Ci sono persone per cui il rapporto con mare, con le sue attività, diventa cifra esistenziale. Visione a tutto tondo della vita. Antonia Autuori, Amministratore Delegato dell’Agenzia Marittima Michele Autuori, appartiene a questa categoria. “Forse – spiega – perché dopo quattro generazioni impegnate nell’attività marittima
assorbi qualcosa dall’ambiente circostante, impari a guardare la realtà da un punto di vista tutto particolare”. Un mondo che l’Autuori non si limita a considerare solo dal punto di vista lavorativo ma che cerca, attraverso le innumerevoli iniziative dedicate al welfare del mare, come presidente della Stella Maris, di portare ad un livello maggiore di senso e dignità; mettendo insieme crescita economica e difesa della qualità del lavoro, competenza operativa e partecipazione comunitaria, efficienza e solidarietà.Da dove nasce questa passione?
Dopo una laurea in informatica ed esperienze lavorative a Milano e Roma ho scelto di tornare a Salerno. Ho dovuto imparare tutto da zero e riconquistare un nuovo rapporto con la città e le attività del suo porto che avevo osservato con curiosità fin da bambina. La natura della nostra attività, l’agente marittimo, ha fatto il resto. Come interfaccia tra le operazioni di terra e quelle di mare maturi una conoscenza delle situazioni umane che trascende il solo aspetto operativo.
Come giudica i successi dello scalo?
Il sistema portuale ha dimostrato di poter competere a livello internazionale ma rischia, alla lunga, di morire di troppa salute. Non è una contraddizione. La crescita di traffici fa emergere la difficoltà storica a trovare spazi retroportuali. E non essere in grado di assecondare la crescente domanda di servizi ci espone al rischio di perdere quello che è stato faticosamente guadagnato. A questo punto credo sia il caso di pensare in modo serio ad attivare sinergie con Napoli.
Un’ipotesi che ha prodotto non poche polemiche.
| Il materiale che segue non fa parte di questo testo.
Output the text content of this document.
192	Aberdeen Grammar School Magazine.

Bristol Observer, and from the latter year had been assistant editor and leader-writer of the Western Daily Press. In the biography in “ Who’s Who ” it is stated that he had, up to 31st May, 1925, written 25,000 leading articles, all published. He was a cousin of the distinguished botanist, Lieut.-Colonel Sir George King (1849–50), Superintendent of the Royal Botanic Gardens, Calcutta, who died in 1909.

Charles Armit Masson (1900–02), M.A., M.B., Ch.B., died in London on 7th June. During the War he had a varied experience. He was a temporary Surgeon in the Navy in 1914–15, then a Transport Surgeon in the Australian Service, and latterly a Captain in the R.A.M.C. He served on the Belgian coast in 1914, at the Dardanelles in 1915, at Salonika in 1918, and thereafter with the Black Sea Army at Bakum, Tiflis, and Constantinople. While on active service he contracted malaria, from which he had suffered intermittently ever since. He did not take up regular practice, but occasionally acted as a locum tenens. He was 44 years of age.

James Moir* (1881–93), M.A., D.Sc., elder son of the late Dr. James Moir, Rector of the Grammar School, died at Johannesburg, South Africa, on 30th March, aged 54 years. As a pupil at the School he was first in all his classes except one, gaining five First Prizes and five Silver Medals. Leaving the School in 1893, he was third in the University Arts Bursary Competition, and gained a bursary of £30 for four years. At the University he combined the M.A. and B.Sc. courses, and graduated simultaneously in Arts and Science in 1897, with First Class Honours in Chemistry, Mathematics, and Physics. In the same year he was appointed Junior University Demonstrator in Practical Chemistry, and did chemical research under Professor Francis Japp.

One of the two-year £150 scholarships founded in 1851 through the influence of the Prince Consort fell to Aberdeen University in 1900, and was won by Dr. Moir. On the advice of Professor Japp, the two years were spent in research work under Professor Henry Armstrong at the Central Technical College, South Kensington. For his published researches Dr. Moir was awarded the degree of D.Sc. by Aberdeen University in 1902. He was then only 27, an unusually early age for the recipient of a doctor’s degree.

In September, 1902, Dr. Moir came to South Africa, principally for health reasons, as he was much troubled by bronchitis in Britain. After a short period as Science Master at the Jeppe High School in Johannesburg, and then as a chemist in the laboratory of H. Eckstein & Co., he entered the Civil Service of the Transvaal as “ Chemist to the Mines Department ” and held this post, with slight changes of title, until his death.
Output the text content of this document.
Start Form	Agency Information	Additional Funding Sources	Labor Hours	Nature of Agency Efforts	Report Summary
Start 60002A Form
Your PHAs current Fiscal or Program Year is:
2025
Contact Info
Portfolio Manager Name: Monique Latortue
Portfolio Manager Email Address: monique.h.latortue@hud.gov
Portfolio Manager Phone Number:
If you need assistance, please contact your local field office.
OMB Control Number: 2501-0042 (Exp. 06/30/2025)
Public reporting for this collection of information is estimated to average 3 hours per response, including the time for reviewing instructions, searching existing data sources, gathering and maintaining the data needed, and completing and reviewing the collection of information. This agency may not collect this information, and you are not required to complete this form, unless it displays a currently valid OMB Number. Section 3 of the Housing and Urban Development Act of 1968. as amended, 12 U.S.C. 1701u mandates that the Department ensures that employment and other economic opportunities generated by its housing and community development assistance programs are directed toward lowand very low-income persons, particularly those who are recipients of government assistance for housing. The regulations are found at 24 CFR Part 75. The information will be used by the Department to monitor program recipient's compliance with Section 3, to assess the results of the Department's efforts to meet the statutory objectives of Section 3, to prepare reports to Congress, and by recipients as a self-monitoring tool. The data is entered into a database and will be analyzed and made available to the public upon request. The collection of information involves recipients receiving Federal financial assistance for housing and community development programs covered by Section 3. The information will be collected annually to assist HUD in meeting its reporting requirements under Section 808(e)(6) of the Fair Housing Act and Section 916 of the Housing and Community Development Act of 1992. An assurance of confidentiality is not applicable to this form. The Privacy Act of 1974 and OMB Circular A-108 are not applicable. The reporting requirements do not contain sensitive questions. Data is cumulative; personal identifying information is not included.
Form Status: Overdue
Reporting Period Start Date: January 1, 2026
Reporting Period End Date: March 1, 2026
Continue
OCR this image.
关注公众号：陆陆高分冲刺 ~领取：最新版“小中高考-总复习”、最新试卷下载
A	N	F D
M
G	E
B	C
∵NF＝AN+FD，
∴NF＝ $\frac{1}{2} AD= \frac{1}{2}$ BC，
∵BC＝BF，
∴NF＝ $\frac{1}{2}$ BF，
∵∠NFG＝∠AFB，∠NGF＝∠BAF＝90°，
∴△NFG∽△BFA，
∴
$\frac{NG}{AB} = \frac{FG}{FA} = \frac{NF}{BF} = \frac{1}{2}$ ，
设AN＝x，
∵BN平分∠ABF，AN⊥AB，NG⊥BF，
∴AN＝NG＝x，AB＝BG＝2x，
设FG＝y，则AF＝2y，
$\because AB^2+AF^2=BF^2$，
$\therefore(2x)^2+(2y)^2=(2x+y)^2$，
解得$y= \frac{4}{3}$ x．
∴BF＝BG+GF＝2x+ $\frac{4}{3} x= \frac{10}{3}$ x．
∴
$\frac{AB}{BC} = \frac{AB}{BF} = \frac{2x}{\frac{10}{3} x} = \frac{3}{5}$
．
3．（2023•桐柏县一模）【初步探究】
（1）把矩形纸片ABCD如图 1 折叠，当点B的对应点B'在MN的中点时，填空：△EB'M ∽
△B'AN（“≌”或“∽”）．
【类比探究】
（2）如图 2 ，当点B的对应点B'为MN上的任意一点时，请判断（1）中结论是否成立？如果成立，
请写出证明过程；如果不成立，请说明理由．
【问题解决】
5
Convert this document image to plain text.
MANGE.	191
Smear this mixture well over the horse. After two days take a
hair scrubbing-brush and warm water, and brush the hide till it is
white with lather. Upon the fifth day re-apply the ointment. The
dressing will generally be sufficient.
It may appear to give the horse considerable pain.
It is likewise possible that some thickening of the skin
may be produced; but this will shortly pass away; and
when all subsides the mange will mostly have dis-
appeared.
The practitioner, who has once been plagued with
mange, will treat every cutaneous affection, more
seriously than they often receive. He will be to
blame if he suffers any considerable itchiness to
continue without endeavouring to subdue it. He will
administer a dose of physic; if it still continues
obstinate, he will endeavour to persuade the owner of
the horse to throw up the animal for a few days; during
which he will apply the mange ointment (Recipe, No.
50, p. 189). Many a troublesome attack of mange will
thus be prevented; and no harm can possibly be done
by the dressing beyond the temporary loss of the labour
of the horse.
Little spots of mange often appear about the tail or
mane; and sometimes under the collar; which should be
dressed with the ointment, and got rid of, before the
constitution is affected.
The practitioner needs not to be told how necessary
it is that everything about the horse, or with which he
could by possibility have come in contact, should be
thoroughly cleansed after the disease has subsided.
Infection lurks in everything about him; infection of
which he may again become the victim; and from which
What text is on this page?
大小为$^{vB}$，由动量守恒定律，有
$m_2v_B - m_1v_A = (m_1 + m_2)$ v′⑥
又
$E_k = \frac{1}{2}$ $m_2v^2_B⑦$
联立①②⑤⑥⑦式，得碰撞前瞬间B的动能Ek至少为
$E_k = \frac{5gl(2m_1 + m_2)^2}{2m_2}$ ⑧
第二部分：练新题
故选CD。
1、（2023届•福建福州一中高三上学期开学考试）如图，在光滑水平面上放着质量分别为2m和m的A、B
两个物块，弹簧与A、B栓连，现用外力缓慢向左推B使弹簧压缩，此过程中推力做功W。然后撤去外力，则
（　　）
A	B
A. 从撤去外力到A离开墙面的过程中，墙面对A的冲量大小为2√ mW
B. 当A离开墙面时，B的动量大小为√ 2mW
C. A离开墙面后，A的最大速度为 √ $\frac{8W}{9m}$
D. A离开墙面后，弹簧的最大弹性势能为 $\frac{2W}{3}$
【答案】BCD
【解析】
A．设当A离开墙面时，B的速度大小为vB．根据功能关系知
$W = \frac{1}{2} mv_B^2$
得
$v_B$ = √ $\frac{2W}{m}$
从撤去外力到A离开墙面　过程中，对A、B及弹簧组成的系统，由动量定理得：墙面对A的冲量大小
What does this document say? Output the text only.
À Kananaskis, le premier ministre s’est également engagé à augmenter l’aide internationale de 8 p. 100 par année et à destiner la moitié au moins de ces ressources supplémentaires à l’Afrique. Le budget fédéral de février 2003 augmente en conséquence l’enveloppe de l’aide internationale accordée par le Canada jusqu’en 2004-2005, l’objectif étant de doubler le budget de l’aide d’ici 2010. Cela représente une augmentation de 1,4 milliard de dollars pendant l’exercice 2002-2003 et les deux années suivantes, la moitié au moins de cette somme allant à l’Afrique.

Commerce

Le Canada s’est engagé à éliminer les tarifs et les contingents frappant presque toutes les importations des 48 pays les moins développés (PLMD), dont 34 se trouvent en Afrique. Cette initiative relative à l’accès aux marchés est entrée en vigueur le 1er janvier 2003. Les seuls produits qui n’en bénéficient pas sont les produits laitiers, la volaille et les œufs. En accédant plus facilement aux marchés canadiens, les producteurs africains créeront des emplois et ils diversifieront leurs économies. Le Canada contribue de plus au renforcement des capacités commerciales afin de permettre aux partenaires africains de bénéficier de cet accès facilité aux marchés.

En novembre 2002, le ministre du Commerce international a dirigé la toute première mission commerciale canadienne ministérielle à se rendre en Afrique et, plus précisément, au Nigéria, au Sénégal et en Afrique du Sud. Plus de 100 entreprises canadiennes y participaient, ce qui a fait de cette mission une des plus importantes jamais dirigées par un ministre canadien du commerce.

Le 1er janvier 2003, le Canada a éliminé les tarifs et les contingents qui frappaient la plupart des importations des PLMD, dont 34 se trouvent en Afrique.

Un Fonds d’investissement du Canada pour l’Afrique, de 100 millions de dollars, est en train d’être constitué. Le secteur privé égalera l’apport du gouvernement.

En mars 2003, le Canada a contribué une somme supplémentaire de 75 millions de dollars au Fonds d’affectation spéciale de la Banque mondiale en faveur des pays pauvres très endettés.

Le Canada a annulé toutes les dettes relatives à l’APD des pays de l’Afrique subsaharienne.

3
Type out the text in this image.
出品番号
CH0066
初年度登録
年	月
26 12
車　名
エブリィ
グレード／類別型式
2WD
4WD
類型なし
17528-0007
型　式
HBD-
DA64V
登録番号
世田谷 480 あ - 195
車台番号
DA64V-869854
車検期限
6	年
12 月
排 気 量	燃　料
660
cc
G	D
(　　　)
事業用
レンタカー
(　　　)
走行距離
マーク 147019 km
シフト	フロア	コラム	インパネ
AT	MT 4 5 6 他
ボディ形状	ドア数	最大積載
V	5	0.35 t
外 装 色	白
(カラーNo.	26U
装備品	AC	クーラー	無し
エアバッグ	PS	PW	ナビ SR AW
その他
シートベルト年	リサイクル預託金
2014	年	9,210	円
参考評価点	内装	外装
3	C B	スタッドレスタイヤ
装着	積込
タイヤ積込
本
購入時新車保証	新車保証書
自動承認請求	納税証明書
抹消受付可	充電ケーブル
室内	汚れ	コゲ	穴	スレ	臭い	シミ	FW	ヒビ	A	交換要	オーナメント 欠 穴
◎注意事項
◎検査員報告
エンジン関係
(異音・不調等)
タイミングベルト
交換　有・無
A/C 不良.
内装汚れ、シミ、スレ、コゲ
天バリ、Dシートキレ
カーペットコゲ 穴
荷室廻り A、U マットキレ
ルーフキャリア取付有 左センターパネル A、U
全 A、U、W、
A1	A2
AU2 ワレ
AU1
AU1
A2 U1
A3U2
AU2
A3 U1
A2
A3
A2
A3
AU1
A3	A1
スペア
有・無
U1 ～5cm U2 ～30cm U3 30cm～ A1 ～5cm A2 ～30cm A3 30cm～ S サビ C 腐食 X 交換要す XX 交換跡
Ho la tendenza a guardare il bicchiere mezzo pieno. Se sarà presa la decisione dell’accorpamento Napoli – Salerno bisognerà per forza di cose rimboccarsi le maniche e guardare a sviluppare un sistema integrato. Un’ipotesi che non potrà non passare da un superamento della situazione attuale: due porti slegati dalla ferrovia non hanno futuro.
Basta questo?
Certo che no. Essenziale sarà lo sviluppo del concetto di smart port. Nel Nord Europa l’hanno capito e hanno spinto con forza verso l’automatizzazione dei processi. Infine, la consapevolezza.
In che senso?
Manca l’esatta conoscenza del mondo dello shipping e della logistica, della loro capacità di trainare l’economia, di essere occasione vera di sviluppo. I territori ormai non danno più importanza ai porti e da questo sono penalizzati, al di là dell’economia. Ogni scalo è anche una finestra che guarda sul mondo, è un luogo che permette di mescolare culture, conoscenze, visioni della vita. E in questo ritorno alla situazione da “invisibili” che vivono i marittimi oggigiorno. Senza punti di riferimento a terra, senza la possibilità di arricchire la loro e la nostra conoscenza viene meno la funzione civilizzatrice del mare, il suo essere ponte tra le culture. Anche impegnarsi per questo arricchisce la vita.